使用增强双采样器的连续端到端语音到文本翻译

语音到文本（ST）是将一种语言的语音翻译成另一种语言的文本。早期的ST模型使用了结合自动语音识别（ASR）和机器翻译（MT）的管道方法。这种模型受到级联错误传播、高延迟和内存消耗的影响。因此，提出了端到端（E2E） ST模型。将E2E - ST模型应用于新的语言对，会导致在先前训练过的语言对上的性能下降。这种现象被称为灾难性遗忘（CF）。因此，我们需要能够持续学习的ST模型。本工作提出了一个新的持续学习（CL）框架的E2E ST任务。我们的方法背后的核心思想结合了比例语言抽样（PLS）、随机抽样（RS）和增强。RS通过积极地从当前任务中抽样来帮助更好地完成当前任务。PLS从过去的任务数据中取等比例的样本，但可能导致过拟合。为了减轻这种情况，使用了PLS+RS的组合方法，称为连续双采样器（CBS）。然而，由于来自过去任务的重复样本，CBS仍然存在过拟合的问题。因此，我们将各种增强策略与CBS相结合，我们称之为连续增强双采样器（CABS）。我们在4个语言对的MuST-C （One to Many）和mTEDx （Many to Many）数据集上进行了实验，BLEU平均分比基线分别提高了68.38%和41%。与梯度情景记忆（GEM）基线相比，CABS还减轻了MuST-C数据集中82.2%的平均遗忘。结果表明，本文提出的基于CL的E2E - ST确保了之前训练过的语言之间的知识保留。据我们所知，之前还没有在CL设置中研究过E2E ST模型。

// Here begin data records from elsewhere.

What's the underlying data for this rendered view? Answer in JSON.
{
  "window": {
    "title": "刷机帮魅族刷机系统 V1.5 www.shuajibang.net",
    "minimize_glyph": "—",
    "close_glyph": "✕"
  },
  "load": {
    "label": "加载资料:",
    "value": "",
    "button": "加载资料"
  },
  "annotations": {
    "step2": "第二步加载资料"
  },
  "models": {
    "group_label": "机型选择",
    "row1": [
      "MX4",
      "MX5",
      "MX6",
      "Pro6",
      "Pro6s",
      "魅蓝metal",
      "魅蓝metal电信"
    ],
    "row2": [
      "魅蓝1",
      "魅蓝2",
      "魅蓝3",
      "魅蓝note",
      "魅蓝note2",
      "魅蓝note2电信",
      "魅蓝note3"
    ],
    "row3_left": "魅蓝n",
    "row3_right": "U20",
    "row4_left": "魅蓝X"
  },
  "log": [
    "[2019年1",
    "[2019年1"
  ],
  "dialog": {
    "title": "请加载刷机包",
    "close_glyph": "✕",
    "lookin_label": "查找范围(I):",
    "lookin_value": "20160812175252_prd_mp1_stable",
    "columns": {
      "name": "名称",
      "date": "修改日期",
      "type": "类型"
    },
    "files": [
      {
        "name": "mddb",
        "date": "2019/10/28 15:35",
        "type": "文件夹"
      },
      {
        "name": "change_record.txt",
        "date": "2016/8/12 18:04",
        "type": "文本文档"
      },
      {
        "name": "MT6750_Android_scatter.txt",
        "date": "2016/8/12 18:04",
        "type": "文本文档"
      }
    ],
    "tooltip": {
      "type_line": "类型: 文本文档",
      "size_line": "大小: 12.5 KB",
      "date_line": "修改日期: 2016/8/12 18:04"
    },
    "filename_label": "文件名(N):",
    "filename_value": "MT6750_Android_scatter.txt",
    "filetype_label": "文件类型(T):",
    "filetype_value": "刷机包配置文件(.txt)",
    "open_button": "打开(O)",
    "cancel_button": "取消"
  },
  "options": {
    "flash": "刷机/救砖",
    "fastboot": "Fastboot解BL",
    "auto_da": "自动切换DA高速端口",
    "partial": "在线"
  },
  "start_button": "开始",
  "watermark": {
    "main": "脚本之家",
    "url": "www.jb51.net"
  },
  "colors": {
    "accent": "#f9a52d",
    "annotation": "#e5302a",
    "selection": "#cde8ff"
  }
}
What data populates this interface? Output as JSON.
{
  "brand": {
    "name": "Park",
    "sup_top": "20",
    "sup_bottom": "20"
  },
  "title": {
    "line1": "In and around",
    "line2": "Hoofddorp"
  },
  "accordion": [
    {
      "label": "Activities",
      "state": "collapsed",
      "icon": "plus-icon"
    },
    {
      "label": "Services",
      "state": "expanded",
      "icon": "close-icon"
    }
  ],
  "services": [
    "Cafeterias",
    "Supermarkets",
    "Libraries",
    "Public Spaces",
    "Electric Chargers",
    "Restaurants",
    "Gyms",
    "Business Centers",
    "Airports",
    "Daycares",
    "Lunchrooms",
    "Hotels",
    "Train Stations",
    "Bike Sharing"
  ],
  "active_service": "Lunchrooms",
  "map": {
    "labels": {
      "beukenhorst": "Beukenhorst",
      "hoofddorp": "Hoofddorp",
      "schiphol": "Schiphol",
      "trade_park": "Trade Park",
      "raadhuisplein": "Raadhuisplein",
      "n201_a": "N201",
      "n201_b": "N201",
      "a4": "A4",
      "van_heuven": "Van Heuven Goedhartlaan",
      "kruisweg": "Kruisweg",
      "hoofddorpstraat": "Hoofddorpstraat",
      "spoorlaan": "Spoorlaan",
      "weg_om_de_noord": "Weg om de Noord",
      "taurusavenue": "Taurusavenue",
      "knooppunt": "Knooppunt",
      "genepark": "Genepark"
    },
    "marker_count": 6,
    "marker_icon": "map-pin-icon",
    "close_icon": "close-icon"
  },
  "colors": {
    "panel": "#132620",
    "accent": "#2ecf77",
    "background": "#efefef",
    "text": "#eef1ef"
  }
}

本文章由计算机程序翻译，如有差异，请以英文原文为准。

求助全文

约1分钟内获得全文求助全文

来源期刊

Computer Speech and Language 工程技术-计算机：人工智能

CiteScore

11.30

自引率

4.70%

发文量

审稿时长

22.9 weeks

期刊介绍： Computer Speech & Language publishes reports of original research related to the recognition, understanding, production, coding and mining of speech and language. The speech and language sciences have a long history, but it is only relatively recently that large-scale implementation of and experimentation with complex models of speech and language processing has become feasible. Such research is often carried out somewhat separately by practitioners of artificial intelligence, computer science, electronic engineering, information retrieval, linguistics, phonetics, or psychology.